We will make use of the following fact, which follows from Doeblin’s theorem and summing a geometric series: \[\sum_{\ell = 1} ^{n-1} \sum_{k= 0} ^{\ell-1} \big( p_{ss}(\ell - k) - \pi(s) \big) \leq Cn,\] for some fixed constant \(C >0\).

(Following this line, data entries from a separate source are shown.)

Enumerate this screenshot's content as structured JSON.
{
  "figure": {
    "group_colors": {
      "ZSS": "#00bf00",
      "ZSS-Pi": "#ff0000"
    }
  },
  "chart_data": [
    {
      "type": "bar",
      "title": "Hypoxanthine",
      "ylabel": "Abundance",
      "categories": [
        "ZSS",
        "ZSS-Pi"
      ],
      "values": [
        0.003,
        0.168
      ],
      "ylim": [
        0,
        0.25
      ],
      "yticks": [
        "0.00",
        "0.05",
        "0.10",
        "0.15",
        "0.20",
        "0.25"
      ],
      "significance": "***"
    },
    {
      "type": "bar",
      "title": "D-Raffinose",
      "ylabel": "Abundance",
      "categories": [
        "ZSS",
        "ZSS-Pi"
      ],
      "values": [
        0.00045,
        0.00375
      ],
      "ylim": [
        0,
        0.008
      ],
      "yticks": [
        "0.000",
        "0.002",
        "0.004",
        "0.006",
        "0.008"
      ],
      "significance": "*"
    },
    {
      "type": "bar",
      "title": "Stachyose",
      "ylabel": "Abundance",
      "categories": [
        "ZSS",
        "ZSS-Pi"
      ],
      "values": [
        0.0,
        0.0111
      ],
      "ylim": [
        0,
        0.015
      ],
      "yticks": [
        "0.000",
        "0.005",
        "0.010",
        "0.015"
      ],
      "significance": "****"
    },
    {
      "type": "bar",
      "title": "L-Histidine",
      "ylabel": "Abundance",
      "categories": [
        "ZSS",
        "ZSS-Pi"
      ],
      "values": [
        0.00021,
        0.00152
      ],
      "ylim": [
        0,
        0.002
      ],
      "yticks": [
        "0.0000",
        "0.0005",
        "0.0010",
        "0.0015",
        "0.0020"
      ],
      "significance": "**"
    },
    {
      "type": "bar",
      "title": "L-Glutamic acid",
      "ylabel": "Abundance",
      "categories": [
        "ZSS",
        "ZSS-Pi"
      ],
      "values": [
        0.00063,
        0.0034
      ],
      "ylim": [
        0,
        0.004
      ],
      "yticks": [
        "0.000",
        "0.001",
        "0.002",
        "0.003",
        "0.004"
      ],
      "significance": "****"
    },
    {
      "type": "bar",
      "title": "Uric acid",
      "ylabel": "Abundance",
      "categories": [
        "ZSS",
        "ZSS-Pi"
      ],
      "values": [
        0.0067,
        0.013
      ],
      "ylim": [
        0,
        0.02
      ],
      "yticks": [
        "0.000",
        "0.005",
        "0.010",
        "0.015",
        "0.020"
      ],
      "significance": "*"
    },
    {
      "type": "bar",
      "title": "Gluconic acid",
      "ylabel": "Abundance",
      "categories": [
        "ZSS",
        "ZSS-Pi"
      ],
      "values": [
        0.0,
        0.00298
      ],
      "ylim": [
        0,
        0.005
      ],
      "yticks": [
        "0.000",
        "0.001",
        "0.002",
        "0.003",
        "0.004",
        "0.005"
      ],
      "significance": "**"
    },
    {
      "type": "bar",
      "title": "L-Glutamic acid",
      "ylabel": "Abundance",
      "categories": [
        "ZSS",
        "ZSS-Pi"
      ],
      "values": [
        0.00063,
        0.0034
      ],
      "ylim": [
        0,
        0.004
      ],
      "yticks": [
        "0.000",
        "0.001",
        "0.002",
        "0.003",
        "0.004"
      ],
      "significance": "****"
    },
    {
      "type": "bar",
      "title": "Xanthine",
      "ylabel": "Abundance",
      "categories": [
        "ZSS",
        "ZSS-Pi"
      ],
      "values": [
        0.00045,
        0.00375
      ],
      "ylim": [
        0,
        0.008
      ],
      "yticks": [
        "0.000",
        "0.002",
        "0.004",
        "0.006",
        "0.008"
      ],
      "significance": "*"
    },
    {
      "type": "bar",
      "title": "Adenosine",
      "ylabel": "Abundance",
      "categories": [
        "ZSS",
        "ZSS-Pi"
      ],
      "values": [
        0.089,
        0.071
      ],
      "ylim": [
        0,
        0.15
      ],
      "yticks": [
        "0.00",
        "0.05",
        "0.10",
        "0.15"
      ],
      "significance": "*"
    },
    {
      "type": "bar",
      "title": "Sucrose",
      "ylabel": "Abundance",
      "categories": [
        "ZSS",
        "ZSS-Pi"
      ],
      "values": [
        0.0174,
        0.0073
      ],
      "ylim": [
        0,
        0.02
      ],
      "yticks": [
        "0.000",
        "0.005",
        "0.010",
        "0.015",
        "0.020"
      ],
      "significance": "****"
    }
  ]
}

Now some algebra gives that \[\begin{eqnarray*} (Y_n - \pi(s) )^2 &=& \frac{1}{n^2} \Big( \sum_{k=0} ^{n-1} \mathbf{1}[X_k=s] \Big)^2 -\frac{2 \pi(s)}{n} \sum_{k=0}^{n-1} \mathbf{1}[X_k=s] \ + \ \pi(s)^2, \end{eqnarray*}\] and \[ \Big( \sum_{k=0} ^{n-1} \mathbf{1}[X_k=s] \Big)^2 = \sum_{k=0} ^{n-1} \mathbf{1}[X_k=s] + 2\sum_{\ell =1} ^{n-1} \sum_{k=0} ^{\ell -1} \mathbf{1}[X_k=s]\mathbf{1}[X_{\ell}=s].\] Thus \[ \mathbb{E} \Big( \frac{2 \pi(s)}{n} \sum_{k=0}^{n-1} \mathbf{1}[X_k=s] \Big) = \frac{2 \pi(s)}{n} \sum_{k=0}^{n-1} \pi(s) = 2\pi(s)^2\] \[\begin{eqnarray*} \mathbb{E} \Big( \sum_{k=0} ^{n-1} \mathbf{1}[X_k=s] \Big)^2 &=& \sum_{k=0} ^{n-1} \pi(s) + 2\sum_{\ell =1} ^{n-1} \sum_{k=0} ^{\ell -1} \mathbb{P}(X_{\ell} =s \ | \ X_{k}=s) \mathbb{P}(X_k =s) \\ &=& n\pi(s) + 2\pi(s)\sum_{\ell =1} ^{n-1} \sum_{k=0} ^{\ell -1} p_{ss}(\ell-k). \end{eqnarray*}\] Also note that the double sum contains \(n(n-1)/2\) terms, so \[\begin{eqnarray*} n^2\mathbb{E} (Y_n - \pi(s) )^2 &=& n\pi(s) +\big(n\pi(s)^2 - n\pi(s)^2\big) - n^2\pi(s) + 2\pi(s)\sum_{\ell =1} ^{n-1} \sum_{k=0} ^{\ell -1} p_{ss}(\ell-k) \\ &=& n\big(\pi(s) - \pi(s)^2\big) \ + \ 2\pi(s)\sum_{\ell =1} ^{n-1} \sum_{k=0} ^{\ell -1} \big( p_{ss}(\ell-k) - \pi(s) \big). \end{eqnarray*}\] Hence the result follows from our first assertion.